Da der Arbeitgeber wie bereits ausgeführt gegenüber jedem seiner Mitarbeiter Fürsorge- und Schutzpflichten hat, kann sich zum Beispiel für Allergiker ein einklagbarer Anspruch darauf ergeben, dass Tiere aus dem Büro entfernt werden. Fühlen sich Mitarbeiter durch Tiere gestört, muss der Arbeitgeber nach eigenem Gewissen entscheiden, ob er Produktivitätseinbußen durch die Störung hinnehmen möchte. Hat das Tier dagegen ein Hygieneproblem, ergibt sich eine Pflicht zur Entfernung schon aus der für Arbeitgeber allgemeingültigen Arbeitsstättenverordnung, die die Pflicht festlegt, für sichere und saubere Arbeitsplätze zu sorgen. Kommt es am Arbeitsplatz zu einem Unfall, wenn zum Beispiel ein mitgebrachter Hund Firmeneigentum beschädigt oder einen Mitarbeiter beißt, ist das regelmäßig nicht eine Haftungsfrage des Arbeitgebers. Denn das Risiko hat hier der Eigentümer des Tiers verursacht, der dem Arbeitgeber und seinen Mitarbeitern grundsätzlich für Schäden einstehen muss.

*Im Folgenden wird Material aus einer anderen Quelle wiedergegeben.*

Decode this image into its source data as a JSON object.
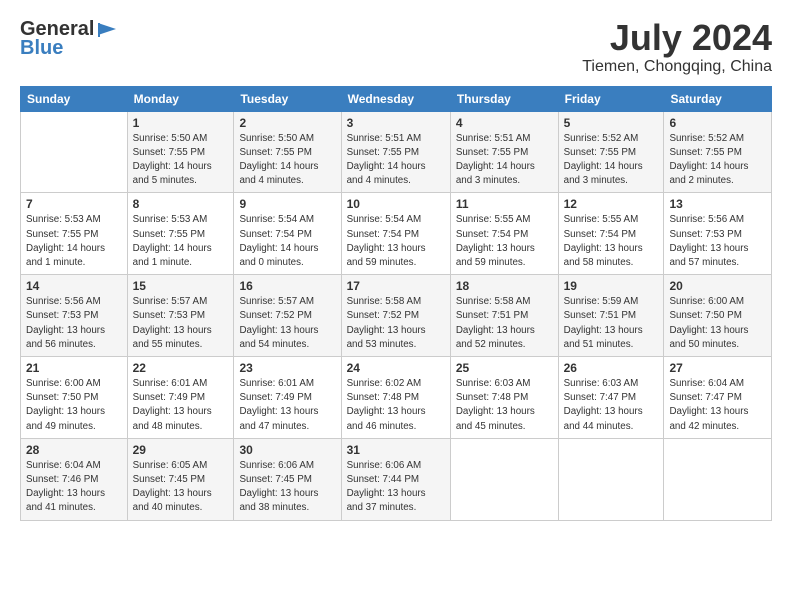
{
  "header": {
    "logo_general": "General",
    "logo_blue": "Blue",
    "month": "July 2024",
    "location": "Tiemen, Chongqing, China"
  },
  "weekdays": [
    "Sunday",
    "Monday",
    "Tuesday",
    "Wednesday",
    "Thursday",
    "Friday",
    "Saturday"
  ],
  "weeks": [
    [
      {
        "day": "",
        "info": ""
      },
      {
        "day": "1",
        "info": "Sunrise: 5:50 AM\nSunset: 7:55 PM\nDaylight: 14 hours\nand 5 minutes."
      },
      {
        "day": "2",
        "info": "Sunrise: 5:50 AM\nSunset: 7:55 PM\nDaylight: 14 hours\nand 4 minutes."
      },
      {
        "day": "3",
        "info": "Sunrise: 5:51 AM\nSunset: 7:55 PM\nDaylight: 14 hours\nand 4 minutes."
      },
      {
        "day": "4",
        "info": "Sunrise: 5:51 AM\nSunset: 7:55 PM\nDaylight: 14 hours\nand 3 minutes."
      },
      {
        "day": "5",
        "info": "Sunrise: 5:52 AM\nSunset: 7:55 PM\nDaylight: 14 hours\nand 3 minutes."
      },
      {
        "day": "6",
        "info": "Sunrise: 5:52 AM\nSunset: 7:55 PM\nDaylight: 14 hours\nand 2 minutes."
      }
    ],
    [
      {
        "day": "7",
        "info": "Sunrise: 5:53 AM\nSunset: 7:55 PM\nDaylight: 14 hours\nand 1 minute."
      },
      {
        "day": "8",
        "info": "Sunrise: 5:53 AM\nSunset: 7:55 PM\nDaylight: 14 hours\nand 1 minute."
      },
      {
        "day": "9",
        "info": "Sunrise: 5:54 AM\nSunset: 7:54 PM\nDaylight: 14 hours\nand 0 minutes."
      },
      {
        "day": "10",
        "info": "Sunrise: 5:54 AM\nSunset: 7:54 PM\nDaylight: 13 hours\nand 59 minutes."
      },
      {
        "day": "11",
        "info": "Sunrise: 5:55 AM\nSunset: 7:54 PM\nDaylight: 13 hours\nand 59 minutes."
      },
      {
        "day": "12",
        "info": "Sunrise: 5:55 AM\nSunset: 7:54 PM\nDaylight: 13 hours\nand 58 minutes."
      },
      {
        "day": "13",
        "info": "Sunrise: 5:56 AM\nSunset: 7:53 PM\nDaylight: 13 hours\nand 57 minutes."
      }
    ],
    [
      {
        "day": "14",
        "info": "Sunrise: 5:56 AM\nSunset: 7:53 PM\nDaylight: 13 hours\nand 56 minutes."
      },
      {
        "day": "15",
        "info": "Sunrise: 5:57 AM\nSunset: 7:53 PM\nDaylight: 13 hours\nand 55 minutes."
      },
      {
        "day": "16",
        "info": "Sunrise: 5:57 AM\nSunset: 7:52 PM\nDaylight: 13 hours\nand 54 minutes."
      },
      {
        "day": "17",
        "info": "Sunrise: 5:58 AM\nSunset: 7:52 PM\nDaylight: 13 hours\nand 53 minutes."
      },
      {
        "day": "18",
        "info": "Sunrise: 5:58 AM\nSunset: 7:51 PM\nDaylight: 13 hours\nand 52 minutes."
      },
      {
        "day": "19",
        "info": "Sunrise: 5:59 AM\nSunset: 7:51 PM\nDaylight: 13 hours\nand 51 minutes."
      },
      {
        "day": "20",
        "info": "Sunrise: 6:00 AM\nSunset: 7:50 PM\nDaylight: 13 hours\nand 50 minutes."
      }
    ],
    [
      {
        "day": "21",
        "info": "Sunrise: 6:00 AM\nSunset: 7:50 PM\nDaylight: 13 hours\nand 49 minutes."
      },
      {
        "day": "22",
        "info": "Sunrise: 6:01 AM\nSunset: 7:49 PM\nDaylight: 13 hours\nand 48 minutes."
      },
      {
        "day": "23",
        "info": "Sunrise: 6:01 AM\nSunset: 7:49 PM\nDaylight: 13 hours\nand 47 minutes."
      },
      {
        "day": "24",
        "info": "Sunrise: 6:02 AM\nSunset: 7:48 PM\nDaylight: 13 hours\nand 46 minutes."
      },
      {
        "day": "25",
        "info": "Sunrise: 6:03 AM\nSunset: 7:48 PM\nDaylight: 13 hours\nand 45 minutes."
      },
      {
        "day": "26",
        "info": "Sunrise: 6:03 AM\nSunset: 7:47 PM\nDaylight: 13 hours\nand 44 minutes."
      },
      {
        "day": "27",
        "info": "Sunrise: 6:04 AM\nSunset: 7:47 PM\nDaylight: 13 hours\nand 42 minutes."
      }
    ],
    [
      {
        "day": "28",
        "info": "Sunrise: 6:04 AM\nSunset: 7:46 PM\nDaylight: 13 hours\nand 41 minutes."
      },
      {
        "day": "29",
        "info": "Sunrise: 6:05 AM\nSunset: 7:45 PM\nDaylight: 13 hours\nand 40 minutes."
      },
      {
        "day": "30",
        "info": "Sunrise: 6:06 AM\nSunset: 7:45 PM\nDaylight: 13 hours\nand 38 minutes."
      },
      {
        "day": "31",
        "info": "Sunrise: 6:06 AM\nSunset: 7:44 PM\nDaylight: 13 hours\nand 37 minutes."
      },
      {
        "day": "",
        "info": ""
      },
      {
        "day": "",
        "info": ""
      },
      {
        "day": "",
        "info": ""
      }
    ]
  ]
}
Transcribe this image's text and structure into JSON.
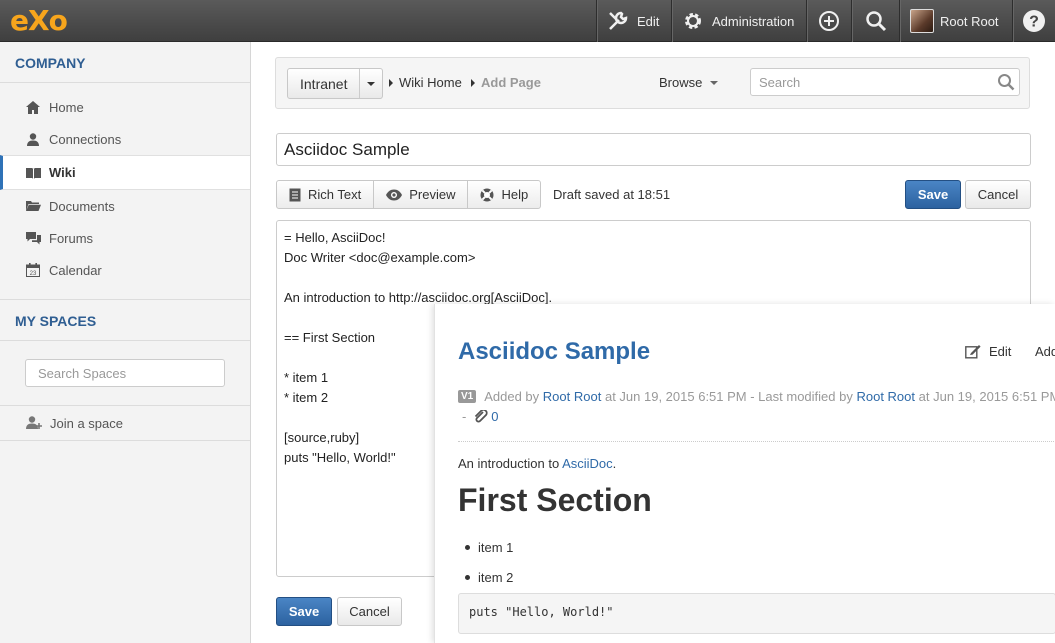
{
  "topbar": {
    "logo": "eXo",
    "edit_label": "Edit",
    "admin_label": "Administration",
    "user_name": "Root Root"
  },
  "sidebar": {
    "company_heading": "COMPANY",
    "items": [
      {
        "label": "Home",
        "icon": "home-icon"
      },
      {
        "label": "Connections",
        "icon": "user-icon"
      },
      {
        "label": "Wiki",
        "icon": "book-icon",
        "active": true
      },
      {
        "label": "Documents",
        "icon": "folder-icon"
      },
      {
        "label": "Forums",
        "icon": "chat-icon"
      },
      {
        "label": "Calendar",
        "icon": "calendar-icon"
      }
    ],
    "spaces_heading": "MY SPACES",
    "search_placeholder": "Search Spaces",
    "join_label": "Join a space"
  },
  "navbar": {
    "space": "Intranet",
    "crumb_home": "Wiki Home",
    "crumb_current": "Add Page",
    "browse_label": "Browse",
    "search_placeholder": "Search"
  },
  "editor": {
    "title_value": "Asciidoc Sample",
    "rich_text_label": "Rich Text",
    "preview_label": "Preview",
    "help_label": "Help",
    "draft_status": "Draft saved at 18:51",
    "save_label": "Save",
    "cancel_label": "Cancel",
    "lines": [
      "= Hello, AsciiDoc!",
      "Doc Writer <doc@example.com>",
      "",
      "An introduction to http://asciidoc.org[AsciiDoc].",
      "",
      "== First Section",
      "",
      "* item 1",
      "* item 2",
      "",
      "[source,ruby]",
      "puts \"Hello, World!\""
    ]
  },
  "preview": {
    "title": "Asciidoc Sample",
    "edit_label": "Edit",
    "add_label": "Add P",
    "version_badge": "V1",
    "added_by_prefix": "Added by",
    "author": "Root Root",
    "added_at": "at Jun 19, 2015 6:51 PM - Last modified by",
    "modifier": "Root Root",
    "modified_at": "at Jun 19, 2015 6:51 PM",
    "dash": "-",
    "attachments_count": "0",
    "intro_text": "An introduction to",
    "intro_link": "AsciiDoc",
    "intro_end": ".",
    "section_heading": "First Section",
    "items": [
      "item 1",
      "item 2"
    ],
    "code": "puts \"Hello, World!\""
  },
  "colors": {
    "accent": "#2f6aa8",
    "primary_button": "#2c62a0",
    "logo": "#f7a51c"
  }
}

Kinder am Arbeitsplatz: Umfangreiche Überlegungen und Vorbereitungen sollten Arbeitgeber treffen, wenn sie es ihren Mitarbeitern gestatten wollen, ihre Kinder zeitweise mit an den Arbeitsplatz zu bringen – z. B. wenn die Kita außerplanmäßig geschlossen ist oder wenn Familienangehörige oder Tagesmütter, die normalerweise die Kinderbetreuung übernehmen, verhindert sind. Mit einem solchen Angebot können sich Unternehmen als familienfreundlicher Arbeitgeber positionieren und ihre Attraktivität für junge Fachkräfte steigern.

In der Praxis geht es meist um die Einrichtung eines Eltern-Kind-Büros, nicht gemeint ist hier eine kontinuierliche Kinderbetreuung in einer betriebseigenen Kita. Als Dauerlösung sind diese Büros nicht gedacht, denn wirklich konzentriert können Eltern dort nicht arbeiten. Ein solcher Raum soll dem Elternteil einen Arbeitsplatz und gleichzeitig dem Kind einen Aufenthalts- und Spielplatz geben. Beschädigt ein Kind die Büroeinrichtung des Arbeitgebers, haften die Eltern dafür, sofern man ihnen nachweisen kann, dass sie ihre Aufsichtspflichten verletzt haben. In jedem Fall ist mit der Betriebshaftpflichtversicherung zu klären, ob Schäden durch betriebsfremde Personen gedeckt sind.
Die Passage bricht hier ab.